Some in the State Department at the time were against this linkage.

ORIGIN OF 'LINKAGE'

The term linkage was recently revived with the new Cold War that Jimmy Carter and his National Security Adviser Zbigniew Brzezinski inaugurated and which Reagan is carrying to extremes. The term had its origins in the Cold War and specifically as it applied to Poland.

Just as the Reagan administration is now saying to Poland, "If you want food shipments and extension of loans and technology, you better not abolish those very, very, democratic reforms" (those "reforms" which have virtually led Poland to the abyss and which are completely bourgeois-restorationist in character), the Truman administration was saying in 1948, "If you want the blooming mill and slabbing mill and other technology to put the coal industry in shape, then give up the socialist reconstruction of Poland"!

What was demanded of the Polish people during that period, and which ended in a compromise, at least on paper, is now being revived on a more dangerous scale. In truth, it never was abandoned. It was continued on the basis of economic penetration via the huge loans and in collusion with a corrupt officialdom which saw great merit in opening up Poland completely to Western capitalist financial and economic penetration.

The question of linkage, that is, of using U.S. and Western economic weapons as a means for political control by the imperialists, was never abandoned.

TIME FOR SHOWDOWN

On April 3, 1948, then-U.S. Ambassador to Poland Griffis, who was for linkage, wrote to the U.S. Secretary of State in a secret cable (see document quoted above) which concluded with this observation: "I might go along with this theory [of linkage]. This is not the time for a showdown.
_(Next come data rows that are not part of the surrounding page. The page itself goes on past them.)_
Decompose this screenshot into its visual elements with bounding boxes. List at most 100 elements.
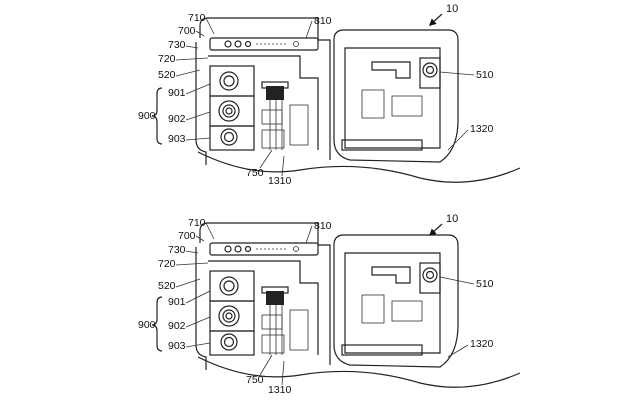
leader-903 [185, 137, 211, 141]
camera-lens-902-inner [225, 107, 233, 115]
brace-900 [151, 87, 163, 145]
label-700: 700 [178, 25, 196, 37]
camera-lens-901-inner [223, 75, 235, 87]
right-bracket [371, 61, 411, 79]
brace-900 [151, 296, 163, 352]
label-902: 902 [168, 113, 186, 125]
label-900: 900 [138, 319, 156, 331]
figure-arrow-top [428, 13, 443, 26]
flex-pad-2 [261, 129, 285, 149]
connector-750 [266, 291, 284, 305]
camera-module-901 [209, 65, 255, 97]
right-chip-1 [361, 89, 385, 119]
right-camera-lens-outer [422, 62, 438, 78]
label-1310: 1310 [268, 175, 292, 187]
label-730: 730 [168, 39, 186, 51]
flex-cable-traces [269, 305, 283, 355]
left-housing-outline [199, 222, 331, 365]
right-housing [333, 234, 459, 368]
flex-cable-traces [269, 100, 283, 150]
leader-730 [185, 45, 199, 49]
leader-810 [305, 20, 313, 39]
label-810: 810 [314, 15, 332, 27]
label-810: 810 [314, 220, 332, 232]
camera-module-901 [209, 270, 255, 302]
label-520: 520 [158, 280, 176, 292]
left-housing-edge [195, 247, 207, 370]
label-750: 750 [246, 167, 264, 179]
camera-hole-2 [234, 40, 242, 48]
connector-750-top [261, 286, 289, 294]
leader-520 [175, 278, 201, 288]
leader-750 [259, 149, 273, 169]
right-chip-2 [391, 300, 423, 322]
leader-510 [439, 276, 475, 285]
right-bracket [371, 266, 411, 284]
leader-901 [185, 83, 211, 95]
leader-1310 [281, 360, 285, 386]
flex-pad-1 [261, 314, 283, 330]
leader-1320 [447, 129, 469, 151]
camera-hole-2 [234, 245, 242, 253]
label-510: 510 [476, 69, 494, 81]
camera-hole-4 [293, 41, 299, 47]
leader-730 [185, 250, 199, 254]
figure-number-bottom: 10 [446, 213, 458, 225]
inner-board [208, 55, 319, 150]
figure-ref-top: 10 [428, 3, 458, 26]
camera-lens-901-inner [223, 280, 235, 292]
leader-902 [185, 316, 211, 328]
leader-710 [205, 17, 215, 35]
label-520: 520 [158, 69, 176, 81]
camera-hole-3 [244, 40, 252, 48]
leader-901 [185, 290, 211, 304]
right-camera-lens-inner [425, 270, 435, 280]
camera-lens-902-outer [218, 100, 240, 122]
leader-520 [175, 69, 201, 77]
panel-bottom: 710 700 810 730 720 520 901 902 903 900 … [138, 217, 521, 396]
flex-pad-2 [261, 334, 285, 354]
leader-902 [185, 111, 211, 121]
right-chip-2 [391, 95, 423, 117]
label-720: 720 [158, 258, 176, 270]
camera-hole-1 [224, 40, 232, 48]
chip-right [289, 309, 309, 351]
leader-720 [175, 57, 209, 61]
label-901: 901 [168, 296, 186, 308]
cut-line-top [197, 151, 521, 183]
camera-lens-903-outer [220, 333, 238, 351]
label-720: 720 [158, 53, 176, 65]
panel-top: 710 700 810 730 720 520 901 902 903 900 … [138, 12, 521, 187]
right-housing [333, 29, 459, 163]
leader-1310 [281, 155, 285, 177]
leader-810 [305, 225, 313, 244]
connector-750-top [261, 81, 289, 89]
camera-lens-903-outer [220, 128, 238, 146]
right-camera-block [419, 57, 441, 89]
right-chip-1 [361, 294, 385, 324]
label-700: 700 [178, 230, 196, 242]
right-camera-lens-outer [422, 267, 438, 283]
flex-pad-1 [261, 109, 283, 125]
camera-lens-902-inner [225, 312, 233, 320]
leader-1320 [447, 344, 469, 358]
label-903: 903 [168, 340, 186, 352]
figure-arrow-bottom [428, 223, 443, 236]
right-bottom-flex [341, 139, 423, 151]
right-inner-board [344, 252, 441, 354]
camera-hole-1 [224, 245, 232, 253]
leader-750 [259, 354, 273, 376]
label-510: 510 [476, 278, 494, 290]
camera-lens-902-outer [218, 305, 240, 327]
camera-hole-3 [244, 245, 252, 253]
right-camera-lens-inner [425, 65, 435, 75]
label-901: 901 [168, 87, 186, 99]
top-bar-810 [209, 242, 319, 256]
camera-lens-902-mid [222, 104, 236, 118]
cut-line-bottom [197, 356, 521, 388]
leader-720 [175, 262, 209, 266]
leader-510 [439, 71, 475, 76]
label-1310: 1310 [268, 384, 292, 396]
leader-710 [205, 222, 215, 240]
But the time must come and we should not, without serious consideration, give up any trading elements which may appear for us." [Our emphasis -- SM] (Signed by Griffis, page 530, Volume 4.)

Indeed, the U.S. has never given up its so-called trading elements, its economic weapons, its billion-fold loans as weapons for economic and financial penetration.

The time for the showdown, the U.S. imperialists apparently thought, had come with the secretly cultivated and now highly publicized Solidarity organization and its eventual evolution to the point where it openly plotted for a counter-revolutionary coup. The showdown came when this organization, under the guidance of U.S. agents, pro-imperialist bourgeois elements in Poland, prepared to call a national referendum for the purpose of overturning the government.

It was then that the Polish Army asserted its right and its revolutionary duty to hurl back the bourgeois pro-imperialist attempt at a counter-revolution. Such a counter-revolution would have meant restoring Poland to its pre-war status as a satellite of imperialism and destroying the real independence of Poland. That in essence is what the struggle in Poland is all about today.